@Demographer wrote:
1-Sorry I'm not sure what do you mean exactly by "You can set the parameter estimates of the LOGISTIC procedure as the starting values of the GLIMMIX procedure." Do you mean that if the intercepts of the model without covariate are for 0.5 0.2 0.3, I should use parms (0.5) (0.2) (0.3)?
Yes, that is what I mean. You can also additionally set the starting values of other parameters (e.g., regression coefficients of the variables in the model other than the intercept) as the estimates obtained from the previous LOGISTIC procedure call.
@Demographer wrote:
2-4 categories
occ_reduced
Frequency
Percent
Cumulative Frequency
Cumulative Percent
HIGH
467666
36.55
467666
36.55
LOW
107108
8.37
574774
44.92
MED
601957
47.05
1176731
91.97
UNEM
102782
8.03
1279513
100.00
In fixed effects logistic regression models, when one category of a categorical indepenent variable has too few observations or even zero observation, complete or quasi-complete separation can result, which means that the maximum likelihood estimator does not exist. When running SAS programs, this may be exemplified by failure of convergence. I could not remember if the same applies to the dependent variable as well and am also not that sure if such phenomena can be directly carried over to mixed effects model. But I saw that the second and fourth category of the dependent variable in your model both contain less than 10% of the entire observations in the dataset. Given that your log mentioned plenty of amount of removal of observations in model building process, it might be the case that too few observations whose dependent variable fall into the second and fourth category are eventually utilized. You can verify my conjecture on your own.

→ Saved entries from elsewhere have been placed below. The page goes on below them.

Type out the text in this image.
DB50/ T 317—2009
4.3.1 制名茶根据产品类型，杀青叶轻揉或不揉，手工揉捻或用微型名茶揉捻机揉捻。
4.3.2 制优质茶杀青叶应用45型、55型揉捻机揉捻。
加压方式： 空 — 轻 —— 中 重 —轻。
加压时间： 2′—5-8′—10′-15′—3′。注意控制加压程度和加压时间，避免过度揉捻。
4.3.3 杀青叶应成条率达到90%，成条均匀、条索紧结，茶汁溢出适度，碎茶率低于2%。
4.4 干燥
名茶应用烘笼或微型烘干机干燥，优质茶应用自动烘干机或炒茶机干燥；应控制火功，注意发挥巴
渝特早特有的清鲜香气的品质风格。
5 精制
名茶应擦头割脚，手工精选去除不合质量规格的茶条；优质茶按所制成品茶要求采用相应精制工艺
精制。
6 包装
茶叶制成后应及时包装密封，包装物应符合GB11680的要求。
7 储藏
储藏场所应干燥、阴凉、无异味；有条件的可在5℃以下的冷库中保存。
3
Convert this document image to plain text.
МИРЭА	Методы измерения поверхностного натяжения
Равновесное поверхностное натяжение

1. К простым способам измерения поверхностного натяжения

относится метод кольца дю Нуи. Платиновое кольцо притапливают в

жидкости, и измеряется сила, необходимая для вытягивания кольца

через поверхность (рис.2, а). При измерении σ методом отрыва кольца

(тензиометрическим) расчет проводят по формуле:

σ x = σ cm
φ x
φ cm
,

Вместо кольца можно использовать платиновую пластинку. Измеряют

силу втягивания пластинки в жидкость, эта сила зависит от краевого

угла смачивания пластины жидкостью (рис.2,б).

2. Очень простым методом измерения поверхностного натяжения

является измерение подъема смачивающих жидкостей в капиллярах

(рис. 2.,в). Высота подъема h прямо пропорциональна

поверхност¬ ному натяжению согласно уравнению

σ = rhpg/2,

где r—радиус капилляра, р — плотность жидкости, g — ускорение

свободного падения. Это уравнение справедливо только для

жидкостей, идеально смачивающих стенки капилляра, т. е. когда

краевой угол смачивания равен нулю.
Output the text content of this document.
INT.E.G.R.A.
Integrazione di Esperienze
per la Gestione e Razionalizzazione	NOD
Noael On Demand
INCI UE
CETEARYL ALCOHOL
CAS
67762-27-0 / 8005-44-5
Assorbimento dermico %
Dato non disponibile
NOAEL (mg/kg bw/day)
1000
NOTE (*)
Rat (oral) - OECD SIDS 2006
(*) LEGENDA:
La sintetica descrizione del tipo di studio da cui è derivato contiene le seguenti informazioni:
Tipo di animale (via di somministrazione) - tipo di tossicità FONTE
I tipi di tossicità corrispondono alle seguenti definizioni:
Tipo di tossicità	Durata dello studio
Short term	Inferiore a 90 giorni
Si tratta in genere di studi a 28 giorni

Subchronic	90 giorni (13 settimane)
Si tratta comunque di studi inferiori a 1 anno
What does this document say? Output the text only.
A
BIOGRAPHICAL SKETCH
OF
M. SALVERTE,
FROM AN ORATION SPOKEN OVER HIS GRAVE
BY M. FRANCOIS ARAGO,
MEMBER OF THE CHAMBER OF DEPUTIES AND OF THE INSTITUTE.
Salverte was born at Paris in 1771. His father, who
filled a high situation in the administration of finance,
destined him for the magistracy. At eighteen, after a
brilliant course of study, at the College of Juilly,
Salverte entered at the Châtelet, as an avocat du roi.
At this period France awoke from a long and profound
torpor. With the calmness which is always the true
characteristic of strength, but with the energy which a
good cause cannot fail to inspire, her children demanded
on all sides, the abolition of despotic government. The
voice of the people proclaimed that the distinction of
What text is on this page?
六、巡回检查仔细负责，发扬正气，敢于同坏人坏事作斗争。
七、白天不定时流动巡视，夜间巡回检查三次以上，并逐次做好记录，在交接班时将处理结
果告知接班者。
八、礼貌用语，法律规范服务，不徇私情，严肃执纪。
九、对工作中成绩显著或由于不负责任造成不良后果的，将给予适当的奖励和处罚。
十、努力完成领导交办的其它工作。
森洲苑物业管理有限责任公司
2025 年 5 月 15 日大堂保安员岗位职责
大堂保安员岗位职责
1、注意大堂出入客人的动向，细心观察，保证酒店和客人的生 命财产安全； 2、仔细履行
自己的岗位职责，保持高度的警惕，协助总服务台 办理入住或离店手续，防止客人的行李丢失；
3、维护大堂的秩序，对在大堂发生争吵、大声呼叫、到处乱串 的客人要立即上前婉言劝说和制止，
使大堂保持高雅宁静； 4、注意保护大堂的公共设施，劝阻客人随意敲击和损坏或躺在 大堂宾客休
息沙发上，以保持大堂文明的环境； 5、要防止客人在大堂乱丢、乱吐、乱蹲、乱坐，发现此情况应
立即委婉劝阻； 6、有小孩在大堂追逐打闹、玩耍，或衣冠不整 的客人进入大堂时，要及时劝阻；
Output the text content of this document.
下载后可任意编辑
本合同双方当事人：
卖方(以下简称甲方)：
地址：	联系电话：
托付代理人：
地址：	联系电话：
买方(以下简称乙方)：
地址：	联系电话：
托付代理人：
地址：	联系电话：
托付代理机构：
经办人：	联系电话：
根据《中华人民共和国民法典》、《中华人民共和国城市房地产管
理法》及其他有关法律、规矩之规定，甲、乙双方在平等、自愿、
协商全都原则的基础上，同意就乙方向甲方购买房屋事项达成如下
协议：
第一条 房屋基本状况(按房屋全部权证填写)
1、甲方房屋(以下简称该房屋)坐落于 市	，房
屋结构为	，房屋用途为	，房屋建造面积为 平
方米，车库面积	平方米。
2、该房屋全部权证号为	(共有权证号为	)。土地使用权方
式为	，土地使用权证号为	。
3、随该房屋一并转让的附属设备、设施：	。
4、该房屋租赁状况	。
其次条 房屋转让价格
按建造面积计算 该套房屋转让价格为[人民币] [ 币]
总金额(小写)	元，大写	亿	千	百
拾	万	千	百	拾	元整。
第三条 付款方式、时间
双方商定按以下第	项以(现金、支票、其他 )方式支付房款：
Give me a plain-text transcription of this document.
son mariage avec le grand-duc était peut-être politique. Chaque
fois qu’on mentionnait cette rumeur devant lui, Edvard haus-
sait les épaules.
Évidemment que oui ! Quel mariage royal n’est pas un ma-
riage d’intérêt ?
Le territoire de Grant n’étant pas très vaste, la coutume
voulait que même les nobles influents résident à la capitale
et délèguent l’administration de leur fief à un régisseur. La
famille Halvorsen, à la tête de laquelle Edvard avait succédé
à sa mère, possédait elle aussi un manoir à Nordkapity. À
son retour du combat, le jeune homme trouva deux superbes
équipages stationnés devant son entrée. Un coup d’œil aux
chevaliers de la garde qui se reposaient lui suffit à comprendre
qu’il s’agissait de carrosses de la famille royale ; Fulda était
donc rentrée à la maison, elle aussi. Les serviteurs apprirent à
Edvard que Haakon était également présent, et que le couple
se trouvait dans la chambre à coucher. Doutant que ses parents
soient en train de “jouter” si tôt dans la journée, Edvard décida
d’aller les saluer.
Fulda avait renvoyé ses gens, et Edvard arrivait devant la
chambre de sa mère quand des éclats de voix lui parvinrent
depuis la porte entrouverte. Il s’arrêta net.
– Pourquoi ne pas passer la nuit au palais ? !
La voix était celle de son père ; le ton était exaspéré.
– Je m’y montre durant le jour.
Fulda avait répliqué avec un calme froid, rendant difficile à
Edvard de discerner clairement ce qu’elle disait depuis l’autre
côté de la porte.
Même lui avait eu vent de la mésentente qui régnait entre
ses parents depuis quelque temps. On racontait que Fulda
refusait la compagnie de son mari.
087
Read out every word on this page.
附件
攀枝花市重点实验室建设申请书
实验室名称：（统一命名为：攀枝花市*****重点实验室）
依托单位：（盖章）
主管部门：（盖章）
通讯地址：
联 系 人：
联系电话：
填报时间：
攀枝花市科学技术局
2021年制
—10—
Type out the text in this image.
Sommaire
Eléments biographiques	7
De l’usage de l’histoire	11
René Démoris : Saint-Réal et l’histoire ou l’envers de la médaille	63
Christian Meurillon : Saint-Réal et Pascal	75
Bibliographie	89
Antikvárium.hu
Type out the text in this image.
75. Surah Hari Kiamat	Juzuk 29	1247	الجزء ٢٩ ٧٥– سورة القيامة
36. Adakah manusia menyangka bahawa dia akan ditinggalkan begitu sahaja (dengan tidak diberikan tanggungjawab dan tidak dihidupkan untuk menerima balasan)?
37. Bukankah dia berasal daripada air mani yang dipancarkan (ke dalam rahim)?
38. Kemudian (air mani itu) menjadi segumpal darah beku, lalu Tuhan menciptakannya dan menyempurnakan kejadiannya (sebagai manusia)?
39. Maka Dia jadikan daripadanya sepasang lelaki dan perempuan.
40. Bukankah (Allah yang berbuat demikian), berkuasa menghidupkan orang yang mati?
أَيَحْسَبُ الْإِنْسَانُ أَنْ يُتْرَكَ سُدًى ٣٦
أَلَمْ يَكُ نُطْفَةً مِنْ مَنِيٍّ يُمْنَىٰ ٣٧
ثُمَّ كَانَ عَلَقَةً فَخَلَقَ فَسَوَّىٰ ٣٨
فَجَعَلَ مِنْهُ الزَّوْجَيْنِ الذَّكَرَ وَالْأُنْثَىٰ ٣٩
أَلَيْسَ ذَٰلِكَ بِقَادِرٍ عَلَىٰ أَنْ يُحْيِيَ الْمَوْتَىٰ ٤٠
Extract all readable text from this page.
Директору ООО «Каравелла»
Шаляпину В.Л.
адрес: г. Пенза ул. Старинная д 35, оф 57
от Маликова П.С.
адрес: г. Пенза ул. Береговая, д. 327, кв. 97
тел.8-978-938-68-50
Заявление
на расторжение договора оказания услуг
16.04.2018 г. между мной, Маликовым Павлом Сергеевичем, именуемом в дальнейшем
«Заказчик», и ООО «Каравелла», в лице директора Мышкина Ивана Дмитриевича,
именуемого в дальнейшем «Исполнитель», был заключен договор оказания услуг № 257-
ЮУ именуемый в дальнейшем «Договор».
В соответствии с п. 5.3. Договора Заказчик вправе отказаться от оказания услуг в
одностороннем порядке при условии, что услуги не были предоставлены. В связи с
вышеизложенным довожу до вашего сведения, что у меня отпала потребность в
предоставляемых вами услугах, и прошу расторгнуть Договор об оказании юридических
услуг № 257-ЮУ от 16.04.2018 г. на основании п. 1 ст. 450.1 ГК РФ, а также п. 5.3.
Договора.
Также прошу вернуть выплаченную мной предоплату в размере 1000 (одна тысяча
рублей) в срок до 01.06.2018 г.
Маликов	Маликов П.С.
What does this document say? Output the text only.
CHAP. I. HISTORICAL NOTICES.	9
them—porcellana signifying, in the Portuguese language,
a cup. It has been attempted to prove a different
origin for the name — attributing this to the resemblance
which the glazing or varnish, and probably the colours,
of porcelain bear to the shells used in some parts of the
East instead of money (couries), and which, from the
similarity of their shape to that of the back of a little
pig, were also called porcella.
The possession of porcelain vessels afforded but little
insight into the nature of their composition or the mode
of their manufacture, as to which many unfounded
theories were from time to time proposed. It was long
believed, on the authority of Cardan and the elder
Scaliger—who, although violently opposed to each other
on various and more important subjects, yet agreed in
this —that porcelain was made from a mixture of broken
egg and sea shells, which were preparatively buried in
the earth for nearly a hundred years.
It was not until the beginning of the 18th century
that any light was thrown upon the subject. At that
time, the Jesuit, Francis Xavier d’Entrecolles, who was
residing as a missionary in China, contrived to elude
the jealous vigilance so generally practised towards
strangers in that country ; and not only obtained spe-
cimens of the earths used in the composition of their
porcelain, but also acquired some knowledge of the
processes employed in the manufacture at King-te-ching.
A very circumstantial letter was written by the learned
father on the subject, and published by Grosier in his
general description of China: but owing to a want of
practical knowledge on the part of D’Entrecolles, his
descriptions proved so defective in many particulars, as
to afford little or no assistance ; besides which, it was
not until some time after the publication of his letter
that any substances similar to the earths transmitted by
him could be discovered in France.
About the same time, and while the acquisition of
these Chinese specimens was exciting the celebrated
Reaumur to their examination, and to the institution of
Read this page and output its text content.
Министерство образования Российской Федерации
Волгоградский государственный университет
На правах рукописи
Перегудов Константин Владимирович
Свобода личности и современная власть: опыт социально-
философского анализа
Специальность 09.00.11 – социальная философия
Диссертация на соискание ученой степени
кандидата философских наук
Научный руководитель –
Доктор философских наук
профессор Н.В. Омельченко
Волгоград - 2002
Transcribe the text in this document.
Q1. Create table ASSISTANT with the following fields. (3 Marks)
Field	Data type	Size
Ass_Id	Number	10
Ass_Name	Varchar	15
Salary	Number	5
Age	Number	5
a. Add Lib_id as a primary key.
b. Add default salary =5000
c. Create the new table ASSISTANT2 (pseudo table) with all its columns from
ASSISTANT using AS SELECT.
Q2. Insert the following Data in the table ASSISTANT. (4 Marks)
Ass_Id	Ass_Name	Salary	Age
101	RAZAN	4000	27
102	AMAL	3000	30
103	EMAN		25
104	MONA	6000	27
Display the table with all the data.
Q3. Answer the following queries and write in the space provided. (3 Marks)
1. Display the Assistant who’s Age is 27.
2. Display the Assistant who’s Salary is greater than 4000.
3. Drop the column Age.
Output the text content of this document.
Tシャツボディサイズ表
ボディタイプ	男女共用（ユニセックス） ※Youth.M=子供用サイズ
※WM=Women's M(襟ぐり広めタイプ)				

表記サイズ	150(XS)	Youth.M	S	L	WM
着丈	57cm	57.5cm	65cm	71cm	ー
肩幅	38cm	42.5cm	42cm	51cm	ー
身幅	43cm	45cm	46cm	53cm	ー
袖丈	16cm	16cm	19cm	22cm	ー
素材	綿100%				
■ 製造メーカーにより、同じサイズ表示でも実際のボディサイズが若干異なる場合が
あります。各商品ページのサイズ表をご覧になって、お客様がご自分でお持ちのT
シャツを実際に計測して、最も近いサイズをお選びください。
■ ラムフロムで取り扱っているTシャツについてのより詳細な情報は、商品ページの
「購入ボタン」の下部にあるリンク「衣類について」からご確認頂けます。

So, if probable, you may try to combine the second and fourth category and build the model again. If that still does not work or combining categories is not permitted, look through the independent variables to see if variables with categories having little or zero data points exist. If that still does not work, look through the independent variables to see if any continuous ones exist. If so, you might try categorizing them (e.g., transform the continuous variable of age into elderly vs. not elderly). If that still does not work... then I am sorry that I have no idea how to tackle this problem in this case.